The huge corruption case swirling around Brazilian oil company Petrobras is being called the world’s largest, and increasing numbers of Norwegian companies seem to be getting tangled up in it. Norwegian bosses mostly claim no knowledge of any bribes being paid, but investigations are underway on several fronts.
Sevan Marine’s rig deals with Petrobras are not the only business transactions with the corruption-embroiled Brazilian company that are sounding alarms. Several other Norwegian companies are also having to investigate their own transactions because of suspected bribery.
Newspaper Dagens Næringsliv (DN) reported on Monday that the latest company feeling a need to probe suspected or unwitting involvement in the Petrobras scandal is Akastor, which was spun off from the large Norwegian oil supply company Aker Solutions in 2014. It’s now run by Kristian Monsen Røkke, son of the wealthy self-made Norwegian industrialist controlling Aker Solutions, Kjell Inge Røkke.

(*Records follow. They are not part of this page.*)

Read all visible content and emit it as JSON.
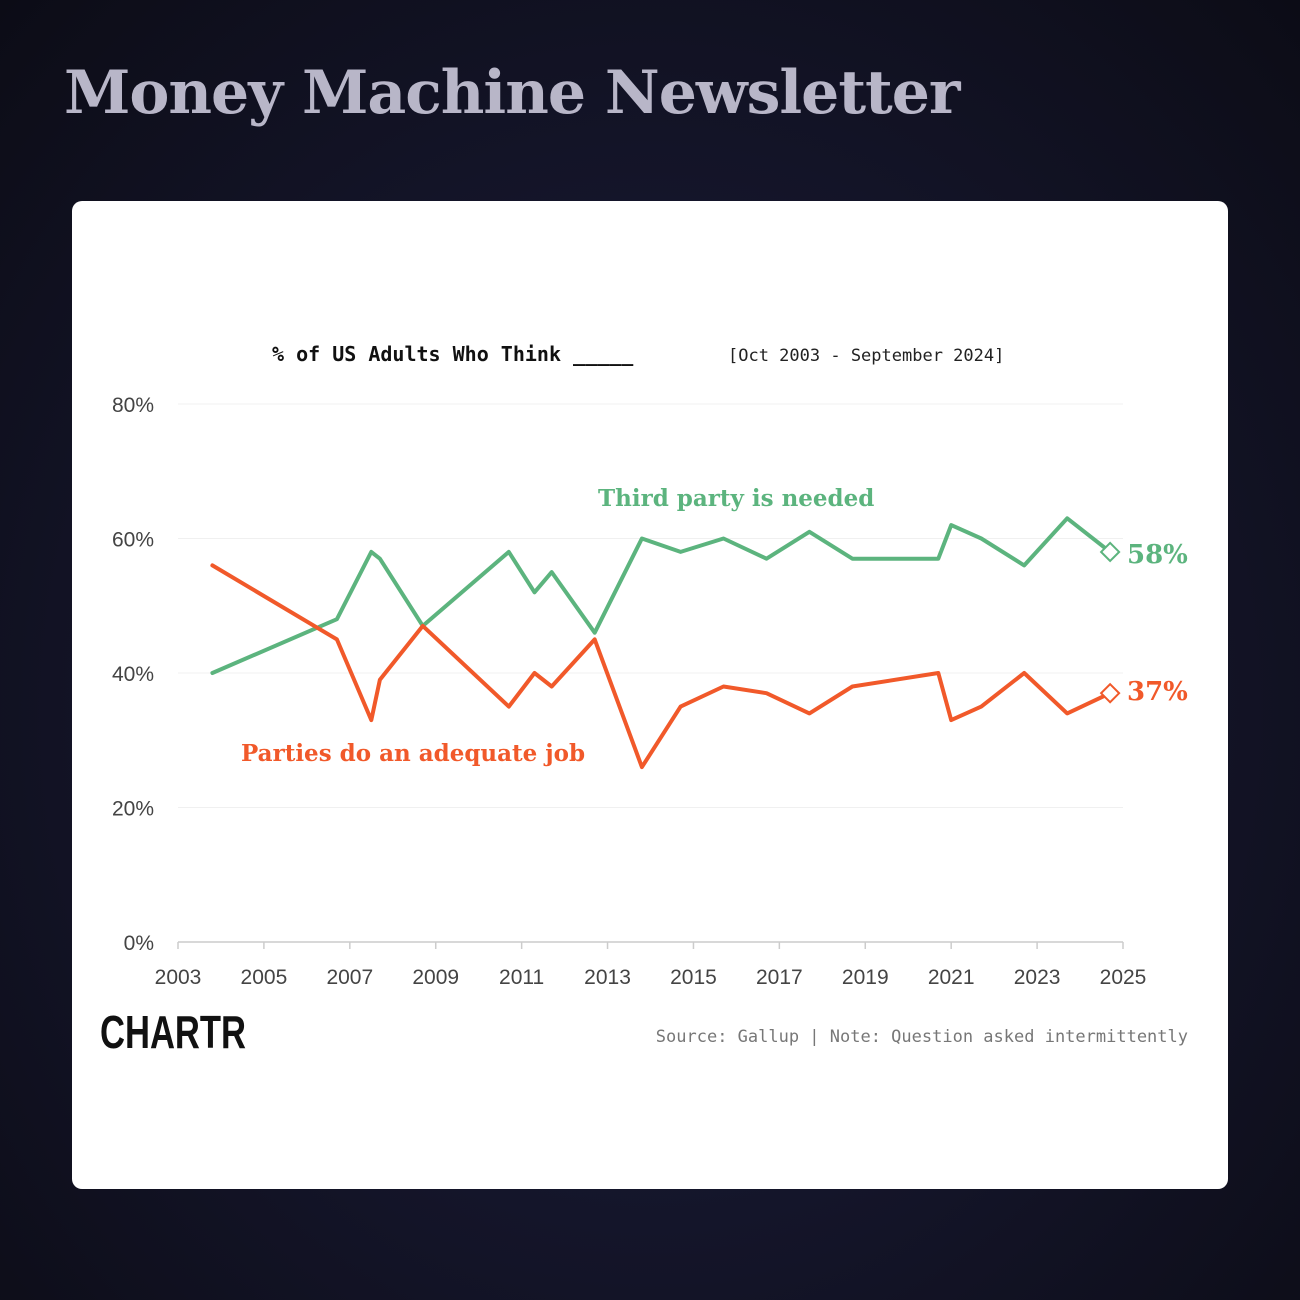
{
  "header": {
    "title": "Money Machine Newsletter"
  },
  "chart_data": {
    "type": "line",
    "title": "% of US Adults Who Think _____",
    "subtitle": "[Oct 2003 - September 2024]",
    "xlabel": "",
    "ylabel": "",
    "xlim": [
      2003,
      2025
    ],
    "ylim": [
      0,
      80
    ],
    "x_ticks": [
      "2003",
      "2005",
      "2007",
      "2009",
      "2011",
      "2013",
      "2015",
      "2017",
      "2019",
      "2021",
      "2023",
      "2025"
    ],
    "y_ticks": [
      "0%",
      "20%",
      "40%",
      "60%",
      "80%"
    ],
    "grid": true,
    "series": [
      {
        "name": "Third party is needed",
        "color": "#5cb47e",
        "end_label": "58%",
        "points": [
          [
            2003.8,
            40
          ],
          [
            2006.7,
            48
          ],
          [
            2007.5,
            58
          ],
          [
            2007.7,
            57
          ],
          [
            2008.7,
            47
          ],
          [
            2010.7,
            58
          ],
          [
            2011.3,
            52
          ],
          [
            2011.7,
            55
          ],
          [
            2012.7,
            46
          ],
          [
            2013.8,
            60
          ],
          [
            2014.7,
            58
          ],
          [
            2015.7,
            60
          ],
          [
            2016.7,
            57
          ],
          [
            2017.7,
            61
          ],
          [
            2018.7,
            57
          ],
          [
            2020.7,
            57
          ],
          [
            2021.0,
            62
          ],
          [
            2021.7,
            60
          ],
          [
            2022.7,
            56
          ],
          [
            2023.7,
            63
          ],
          [
            2024.7,
            58
          ]
        ]
      },
      {
        "name": "Parties do an adequate job",
        "color": "#f1592a",
        "end_label": "37%",
        "points": [
          [
            2003.8,
            56
          ],
          [
            2006.7,
            45
          ],
          [
            2007.5,
            33
          ],
          [
            2007.7,
            39
          ],
          [
            2008.7,
            47
          ],
          [
            2010.7,
            35
          ],
          [
            2011.3,
            40
          ],
          [
            2011.7,
            38
          ],
          [
            2012.7,
            45
          ],
          [
            2013.8,
            26
          ],
          [
            2014.7,
            35
          ],
          [
            2015.7,
            38
          ],
          [
            2016.7,
            37
          ],
          [
            2017.7,
            34
          ],
          [
            2018.7,
            38
          ],
          [
            2020.7,
            40
          ],
          [
            2021.0,
            33
          ],
          [
            2021.7,
            35
          ],
          [
            2022.7,
            40
          ],
          [
            2023.7,
            34
          ],
          [
            2024.7,
            37
          ]
        ]
      }
    ]
  },
  "footer": {
    "logo": "CHARTR",
    "source": "Source: Gallup | Note: Question asked intermittently"
  }
}
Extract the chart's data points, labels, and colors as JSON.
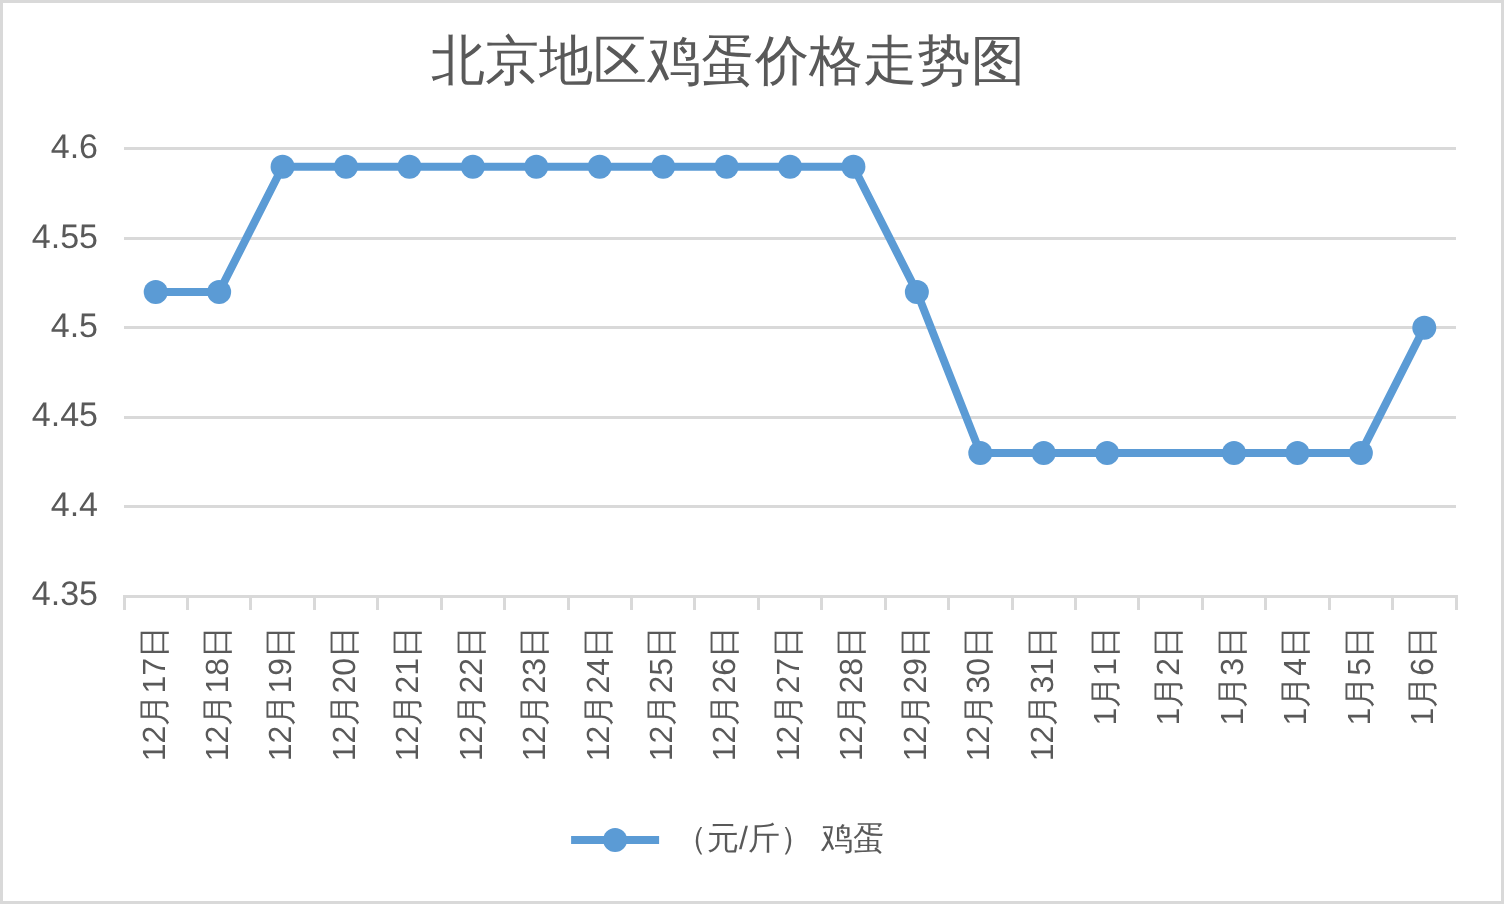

In addition to new questions tied to payments made by an Akastor subsidiary, both criminal and internal investigations already are underway regarding the involvement of another large Norwegian company, Sevan Marine of Arendal, with Petrobras. DN reported that other Norwegian firms faced with questions about their own dealings with Petrobras include LMG Marin of Bergen, Subsea 7 controlled by London-based Kristian Siem and Rolls Royce Marine.
Norwegian companies as a whole have invested an estimated NOK 175 billion (USD 20 billion) in Brazilian ventures, a volume that has prompted various Norwegian government ministers and members of the royal family to make a string of official trips to Brazil in recent years. Monica Mæland, Norway’s current trade minister, was in Brazil this spring with Crown Prince Haakon and a large Norwegian business delegation, officially to enhance ties with Brazilian companies. They arrived, however, in a country plagued by political chaos, corruption allegations, ill effects of the dive in oil prices and high unemployment rates.
“This is a country in a critical situation,” Mæland told DN. “One main reason is the corruption which has been and still is a major problem, first and foremost at Petrobras, combined with the economic downturn in the oil and gas industry.”